We build a larger than life effigy of a man on a pentagram made of bound together lengths of firewood that the farm gets as off-cuts from a saw mill. Often the figure is in the region of eight feet tall. After processing him around the camp site we prop him up against the fire and burn him.
The effigy is known as John Barleycorn which is a second misnomer as the legend of John Barleycorn doesn’t describe him as being burned. Instead he is cut down, harrowed in, boiled up and generally brewed into beer. In our case we are using the name to represent the grain crop in general.
The ritual has gained in sophistication over the years and we now have a standardized ritual (the beginnings of a tradition) where someone steps forward from the crowd and complains that the figure is golden, fit and healthy at our expense of toil in the field. The crowd are invited to decide what we should do about this and, in an acknowledgement of our animal nature, the crowd demands he be burned. As representatives step forward to take up torches the crowd shout burn him, burn him. As master of ceremonies I egg them on. Finally he burns in a glorious pyre.

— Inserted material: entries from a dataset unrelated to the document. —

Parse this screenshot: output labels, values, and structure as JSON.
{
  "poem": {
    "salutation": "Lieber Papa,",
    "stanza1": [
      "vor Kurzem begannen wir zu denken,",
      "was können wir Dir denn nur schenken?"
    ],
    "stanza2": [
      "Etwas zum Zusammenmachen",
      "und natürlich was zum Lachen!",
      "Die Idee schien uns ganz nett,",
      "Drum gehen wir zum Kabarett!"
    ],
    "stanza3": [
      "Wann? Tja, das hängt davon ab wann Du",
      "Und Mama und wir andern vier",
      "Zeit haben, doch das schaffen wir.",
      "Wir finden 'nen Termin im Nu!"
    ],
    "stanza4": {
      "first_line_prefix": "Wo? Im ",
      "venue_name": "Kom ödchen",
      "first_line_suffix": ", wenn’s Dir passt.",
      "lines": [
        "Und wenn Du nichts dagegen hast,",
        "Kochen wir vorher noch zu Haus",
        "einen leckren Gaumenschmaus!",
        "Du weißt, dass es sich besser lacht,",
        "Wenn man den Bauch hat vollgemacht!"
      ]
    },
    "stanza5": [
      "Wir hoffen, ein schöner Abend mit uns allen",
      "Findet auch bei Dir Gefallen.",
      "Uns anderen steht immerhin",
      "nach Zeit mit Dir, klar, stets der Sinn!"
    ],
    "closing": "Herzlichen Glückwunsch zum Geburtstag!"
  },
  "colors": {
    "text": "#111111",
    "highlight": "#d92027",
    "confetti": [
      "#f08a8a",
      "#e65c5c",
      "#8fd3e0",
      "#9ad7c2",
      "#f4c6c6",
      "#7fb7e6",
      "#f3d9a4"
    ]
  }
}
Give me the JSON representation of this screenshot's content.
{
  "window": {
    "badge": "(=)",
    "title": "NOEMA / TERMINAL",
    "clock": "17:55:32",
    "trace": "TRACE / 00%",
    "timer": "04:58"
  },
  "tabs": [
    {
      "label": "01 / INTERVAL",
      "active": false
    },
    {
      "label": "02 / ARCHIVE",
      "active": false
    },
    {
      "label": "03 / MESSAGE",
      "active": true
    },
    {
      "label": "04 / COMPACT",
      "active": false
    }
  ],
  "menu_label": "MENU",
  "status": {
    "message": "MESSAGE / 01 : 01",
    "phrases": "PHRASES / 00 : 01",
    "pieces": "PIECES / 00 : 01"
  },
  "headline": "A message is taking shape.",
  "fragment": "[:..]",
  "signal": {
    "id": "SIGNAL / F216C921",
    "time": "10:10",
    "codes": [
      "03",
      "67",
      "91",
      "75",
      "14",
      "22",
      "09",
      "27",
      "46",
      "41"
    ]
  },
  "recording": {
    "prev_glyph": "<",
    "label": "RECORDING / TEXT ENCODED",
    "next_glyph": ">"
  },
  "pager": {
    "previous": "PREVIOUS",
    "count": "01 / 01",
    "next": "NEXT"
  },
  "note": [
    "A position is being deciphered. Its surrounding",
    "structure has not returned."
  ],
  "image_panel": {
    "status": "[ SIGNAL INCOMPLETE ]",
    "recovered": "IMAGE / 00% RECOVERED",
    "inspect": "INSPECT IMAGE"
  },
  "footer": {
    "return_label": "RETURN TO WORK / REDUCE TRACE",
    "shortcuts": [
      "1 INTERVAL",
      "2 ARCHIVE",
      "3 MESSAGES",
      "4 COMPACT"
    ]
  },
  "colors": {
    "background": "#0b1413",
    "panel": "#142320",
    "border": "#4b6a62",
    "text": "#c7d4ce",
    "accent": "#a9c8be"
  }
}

As the figure burns someone else steps forward from the crowd and asks 'what have we just done?' This represents our remorse at our actions. After a short discourse the crowd are invited to decide what should be done and they call for the return of John Barleycorn.
Shortly, after long enough for the shouting to reach a peak, a man dressed in straw and very little else springs into the circle and proceeds to dance around as the returned John Barleycorn. Soon everybody is inside the circle, singing and dancing with pipes and drums and the party continues until after dark.
It’s great fun, we get two or three hundred people baying for the burning and then turn them into a compassionate population again. I get to lead the whole affair and this year I lost my voice what with all the calling for burning and compassion. It’s a cross between ritual and participatory theatre.
I'll post more about the weekend when I've had a bit more sleep.